Japanese equities surprise winner over summer

While many other sectors received a pummelling over the summer months, Japanese equities joined gold and gilts in a short list of strong performers.

Japanese equities surprise winner over summer
2 minutes

Alongside well-versed safe havens gold and gilts, Japanese Smaller Companies was one of the best performing IMA sectors over the summer months, up 4.36%.

In addition, the top three performing funds in the IMA unit trusts and OEICs universe were all invested in Japanese equity.
FE Analytics, said: "Not only did these funds provide some sunshine during an otherwise dismal summer, but they have also rewarded investors over the longer term."

The top performing fund in the three months to 31 August was Legg Mason Japan Equity, which returned 21.7% in the period.
Over three years to 31 August 2011 the total returns of the fund were 62.73%.

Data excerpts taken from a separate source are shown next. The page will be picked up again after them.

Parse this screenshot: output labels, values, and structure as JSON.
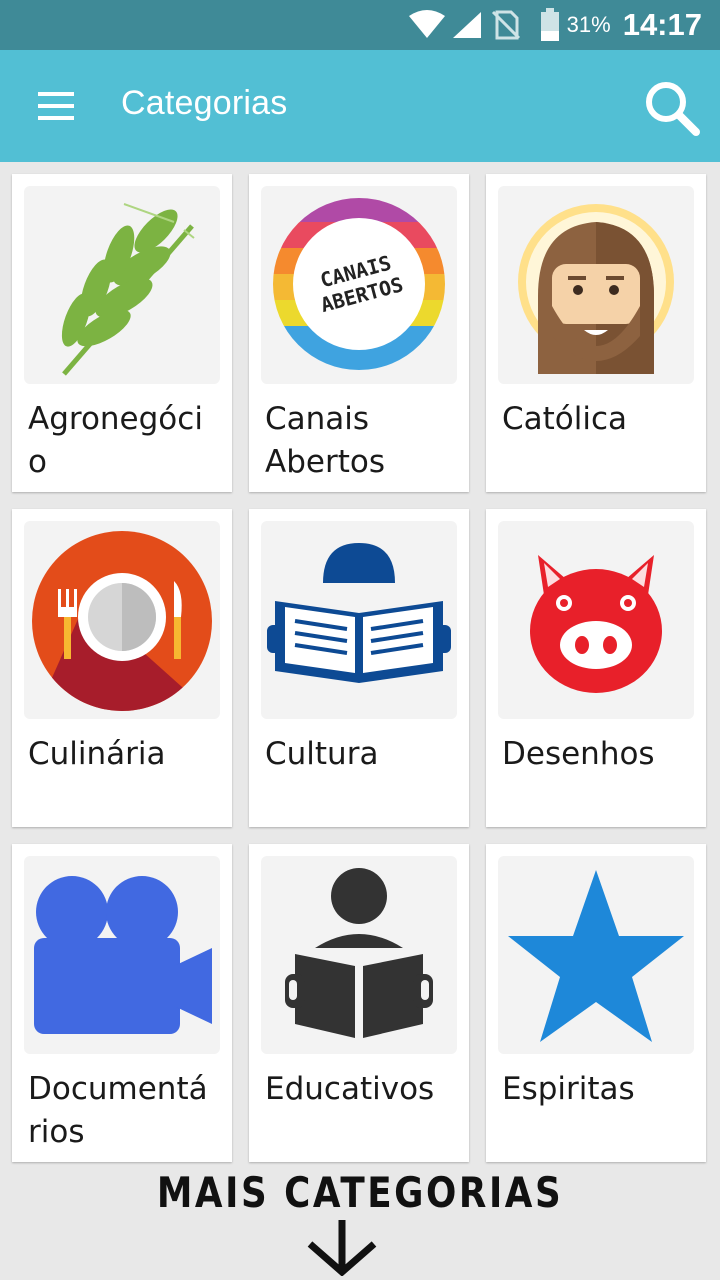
{
  "status": {
    "battery": "31%",
    "time": "14:17"
  },
  "app_bar": {
    "title": "Categorias",
    "menu_icon": "hamburger-menu-icon",
    "search_icon": "search-icon"
  },
  "categories": [
    {
      "label": "Agronegócio",
      "icon": "wheat-icon"
    },
    {
      "label": "Canais Abertos",
      "icon": "canais-abertos-logo"
    },
    {
      "label": "Católica",
      "icon": "jesus-face-icon"
    },
    {
      "label": "Culinária",
      "icon": "plate-cutlery-icon"
    },
    {
      "label": "Cultura",
      "icon": "person-reading-book-icon"
    },
    {
      "label": "Desenhos",
      "icon": "pig-face-icon"
    },
    {
      "label": "Documentários",
      "icon": "video-camera-icon"
    },
    {
      "label": "Educativos",
      "icon": "person-reading-icon"
    },
    {
      "label": "Espiritas",
      "icon": "star-icon"
    }
  ],
  "canais_logo_text": [
    "CANAIS",
    "ABERTOS"
  ],
  "more": {
    "label": "MAIS CATEGORIAS",
    "icon": "arrow-down-icon"
  },
  "colors": {
    "status_bar": "#3f8a97",
    "app_bar": "#52bfd4",
    "background": "#e8e8e8"
  }
}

Meanwhile, JP Morgan Japan saw returns of 12.1% in the summer months and 24.71% over the last three years.

Finally, Fleming Family & Partners Japan Equity returned 10.77% in the last three months and 23.36% over a three-year period.

European equity was the worst performing asset class over the summer, with the IMA Europe including UK sector down 15% and the IMA European Smaller Companies down 15.13%.

Pascal Dowling, investment specialist at FE, said: "This research highlights in bold print the value of diversification. Japanese equities, so long in the doldrums experienced a tremendous rebound this summer, but it’s worth bearing in mind the context of that bull run.

"Investors abandoned Japan in droves as the full extent of the catastrophic tsunami and subsequent nuclear accident became clear, wiping nearly 20% off the Nikkei 225 virtually overnight.

"When the water had receded and the nuclear crisis was under control, many investors took advantage of low valuations in Japan and bought in."

Dowling added that the combination of disaster in Japan and the unfolding debt crisis in Europe saw risk appetite and equity markets plummet.

As a result gilts, which were tipped by many at the start of 2011 as the big losers for the year, have performed steadily, with the IMA UK Index-Linked Gilts posting returns of 4.69%.

Standard & Poor’s Fund Services said global fund managers still disagree on Japan, however, with stockpickers far more bullish than top-down managers.

"Around one third of the funds considered in our review had overweight positions to Japan, mostly the result of bottom-up stockpicking," said Susan Sworn, lead analyst at S&P fund services.

She said the most highly exposed fund to Japan is the Warburg Value fund, managed by Credit Suisse’s Gregor Trachsel and Sven Sommer, with an absolute exposure of 34% of assets.

"The managers’ highly specific investment philosophy combines a contrarian, deep value approach, with statistical and fundamental industry and business model analysis and portfolio exposures are the result of bottom-up analysis alone, unconstrained by sector or regional limits."